Photo by Courtney Carmody // OpenEyesPhoto
Barbie’s mother used to be a beauty queen, but never made a successful career out of being a model. It is her dream for Barbie to achieve all she couldn’t, and so she drags the little girl to agency after agency, trying to persuade them to take her on. Barbie doesn’t want to be a model, she’s frightened of standing in front of the camera lens, and is more interested in the tiny fairy girl she found one day in her garden, who calls herself Mab. Eventually Barbie’s mother finds a photographer willing to photograph her, Hamilton Waverley, but he has a darker agenda.
Five years later, Barbie is a teenager haunted by what Hamilton Waverley did to her. Her mother spends all day in front of the television drinking, and Barbie sneaks out at night to go to parties. But one night Mab comes along with her, and everything starts to change when Barbie meets Griffin, another model who began working as a child, and Todd, an successful actor.

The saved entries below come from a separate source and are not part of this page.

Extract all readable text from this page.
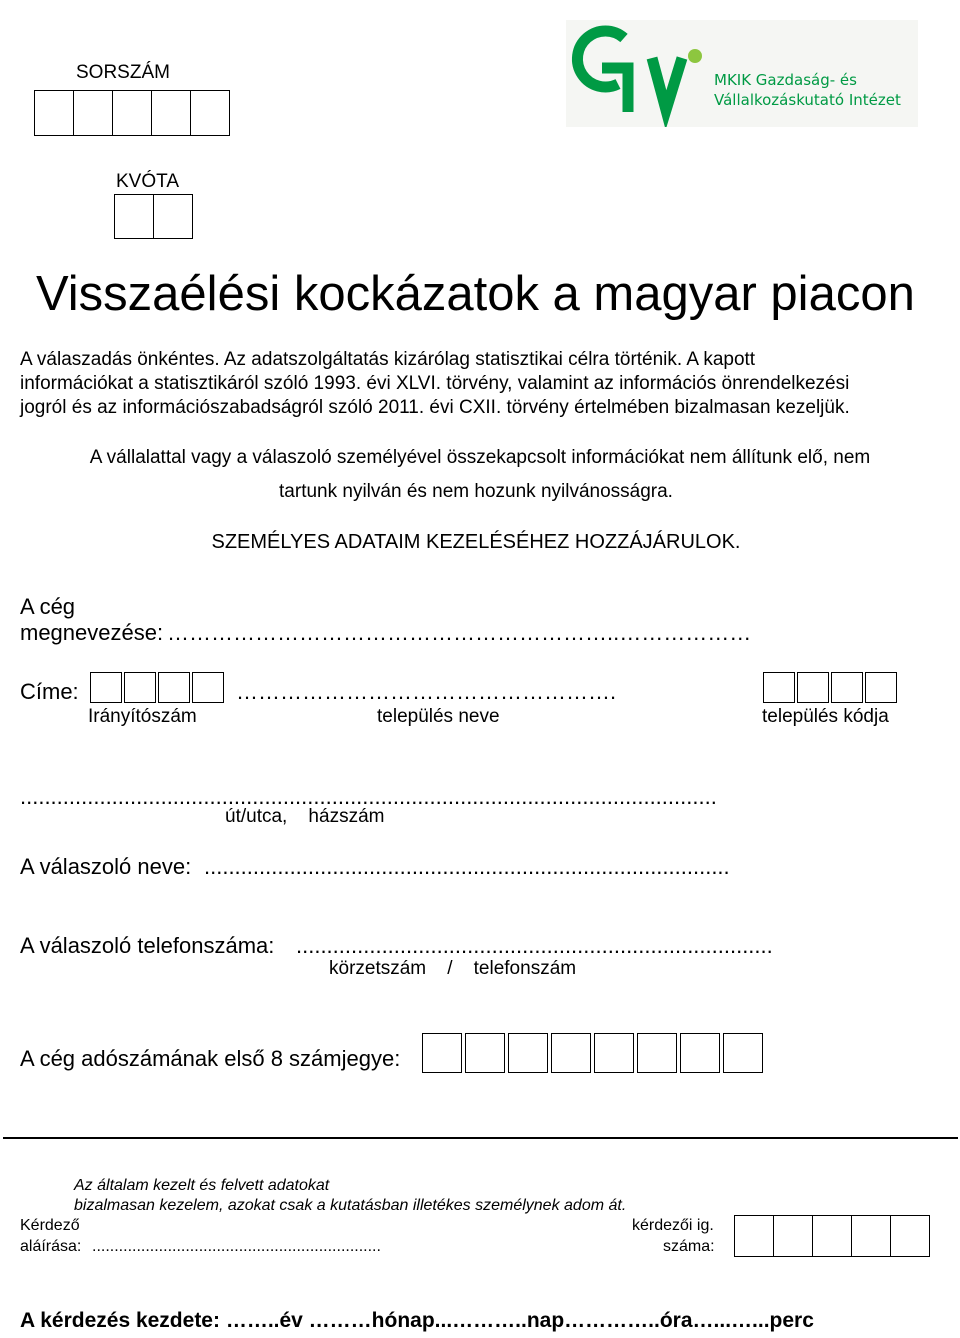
SORSZÁM
KVÓTA
MKIK Gazdaság- és
Vállalkozáskutató Intézet
Visszaélési kockázatok a magyar piacon
A válaszadás önkéntes. Az adatszolgáltatás kizárólag statisztikai célra történik. A kapott
információkat a statisztikáról szóló 1993. évi XLVI. törvény, valamint az információs önrendelkezési
jogról és az információszabadságról szóló 2011. évi CXII. törvény értelmében bizalmasan kezeljük.
A vállalattal vagy a válaszoló személyével összekapcsolt információkat nem állítunk elő, nem
tartunk nyilván és nem hozunk nyilvánosságra.
SZEMÉLYES ADATAIM KEZELÉSÉHEZ HOZZÁJÁRULOK.
A cég
megnevezése: ……………………………………………………..………………
Címe:	…………………………………………….
Irányítószám	település neve	település kódja
..................................................................................................................
út/utca,    házszám
A válaszoló neve: ......................................................................................
A válaszoló telefonszáma: ..............................................................................
körzetszám    /    telefonszám
A cég adószámának első 8 számjegye:
Az általam kezelt és felvett adatokat
bizalmasan kezelem, azokat csak a kutatásban illetékes személynek adom át.
Kérdező
aláírása: .................................................................
kérdezői ig.
száma:
A kérdezés kezdete: ……..év ………hónap...………..nap…………..óra…...…...perc
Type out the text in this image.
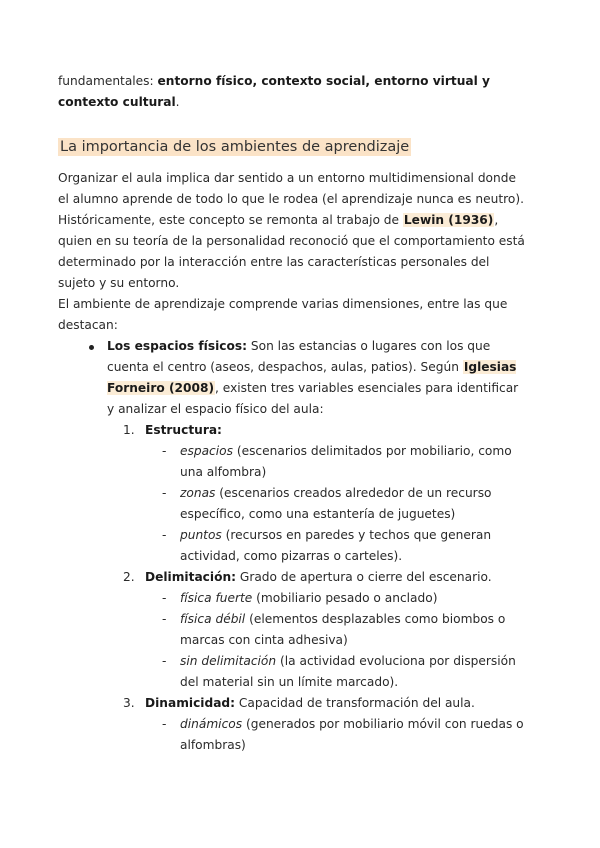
fundamentales: entorno físico, contexto social, entorno virtual y contexto cultural.

La importancia de los ambientes de aprendizaje

Organizar el aula implica dar sentido a un entorno multidimensional donde el alumno aprende de todo lo que le rodea (el aprendizaje nunca es neutro). Históricamente, este concepto se remonta al trabajo de Lewin (1936), quien en su teoría de la personalidad reconoció que el comportamiento está determinado por la interacción entre las características personales del sujeto y su entorno.

El ambiente de aprendizaje comprende varias dimensiones, entre las que destacan:

Los espacios físicos: Son las estancias o lugares con los que cuenta el centro (aseos, despachos, aulas, patios). Según Iglesias Forneiro (2008), existen tres variables esenciales para identificar y analizar el espacio físico del aula:
1. Estructura:
- espacios (escenarios delimitados por mobiliario, como una alfombra)
- zonas (escenarios creados alrededor de un recurso específico, como una estantería de juguetes)
- puntos (recursos en paredes y techos que generan actividad, como pizarras o carteles).
2. Delimitación: Grado de apertura o cierre del escenario.
- física fuerte (mobiliario pesado o anclado)
- física débil (elementos desplazables como biombos o marcas con cinta adhesiva)
- sin delimitación (la actividad evoluciona por dispersión del material sin un límite marcado).
3. Dinamicidad: Capacidad de transformación del aula.
- dinámicos (generados por mobiliario móvil con ruedas o alfombras)
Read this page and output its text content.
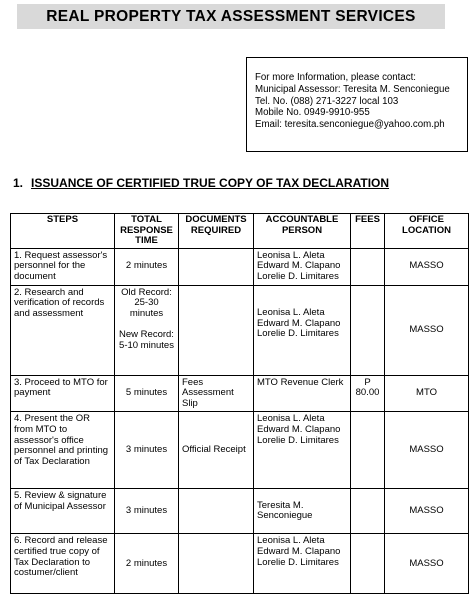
REAL PROPERTY TAX ASSESSMENT SERVICES
For more Information, please contact:
Municipal Assessor: Teresita M. Senconiegue
Tel. No. (088) 271-3227 local 103
Mobile No. 0949-9910-955
Email: teresita.senconiegue@yahoo.com.ph
1. ISSUANCE OF CERTIFIED TRUE COPY OF TAX DECLARATION
STEPS	TOTAL RESPONSE TIME	DOCUMENTS REQUIRED	ACCOUNTABLE PERSON	FEES	OFFICE LOCATION
1. Request assessor's personnel for the document	2 minutes		Leonisa L. Aleta
Edward M. Clapano
Lorelie D. Limitares		MASSO
2. Research and verification of records and assessment	Old Record: 25-30 minutes

New Record: 5-10 minutes		Leonisa L. Aleta
Edward M. Clapano
Lorelie D. Limitares		MASSO
3. Proceed to MTO for payment	5 minutes	Fees Assessment Slip	MTO Revenue Clerk	P 80.00	MTO
4. Present the OR from MTO to assessor's office personnel and printing of Tax Declaration	3 minutes	Official Receipt	Leonisa L. Aleta
Edward M. Clapano
Lorelie D. Limitares		MASSO
5. Review & signature of Municipal Assessor	3 minutes		Teresita M. Senconiegue		MASSO
6. Record and release certified true copy of Tax Declaration to costumer/client	2 minutes		Leonisa L. Aleta
Edward M. Clapano
Lorelie D. Limitares		MASSO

I have mixed feelings about Francesca Lia Block’s work. The writing is beautiful and there are passages in every book that I want to copy out and stick inside my wardrobe so that I can read them every day, but sometimes the description drowns out what’s actually going on and I find her plots to be too weakly present for me to really be able to get on with them. With some of the stories, like Echo, I finish reading and I can’t remember what actually happened, or I feel like I missed it. All the one-story books are very short, novellas rather than novels. This makes them easy to re-read, but all the characters and their issues are introduced very quickly and without much detail. The characters are very simply sketched. They’re not stereotypes, but they’re not fully fleshed out either. Francesca Lia Block has some great characters although after a few books I started to notice that she has favourite types to write about, and I find her teenagers more believable than the children. To sum it up, her writing doesn’t place style above substance in the conventional sense, because she deals with a lot of serious issues, but she treats everything with an ethereal touch.
I Was a Teenage Fairy, in my opinion, doesn’t have most of these flaws. The plot is tight and the passages that are just description break it up nicely and add to the atmosphere. Mab is the most memorable character, a beautiful fairy who isn’t very nice. She finds Barbie’s inaction frustrating and hates her mother. She’s also obsessed with men! Barbie is an introvert forced into the spotlight, brought up in a different family, she would spend most of her time reading, studying and thinking. I would have liked to know more about them, but I found them believable and interesting.
Barbie, named after the doll, is a model who wishes she could be on the other side of the camera. She doesn’t find herself beautiful, but other people clearly do. Her mother starts putting her on diets at age eleven, and buys her a Barbie doll for every birthday, wishing that her daughter would look like that. The book is set in Hollywood, and all of Barbie’s friends and acquaintances of the same age are models or actors. Barbie’s body image issues are never directly addressed, but she stops worrying about them as she gains the confidence to be herself and stop doing what her mother wants her to do.
If you haven’t read Francesca Lia Block before, I Was A Teenage Fairy is a good place to start. Fans often recommend you start with Block’s first novella, Weetzie Bat, which is what I did, but I wasn’t sure I liked it until the second read and it didn’t really make sense until I read the other books in the Dangerous Angelsseries! I think I Was A Teenage Fairy is more immediately accessible.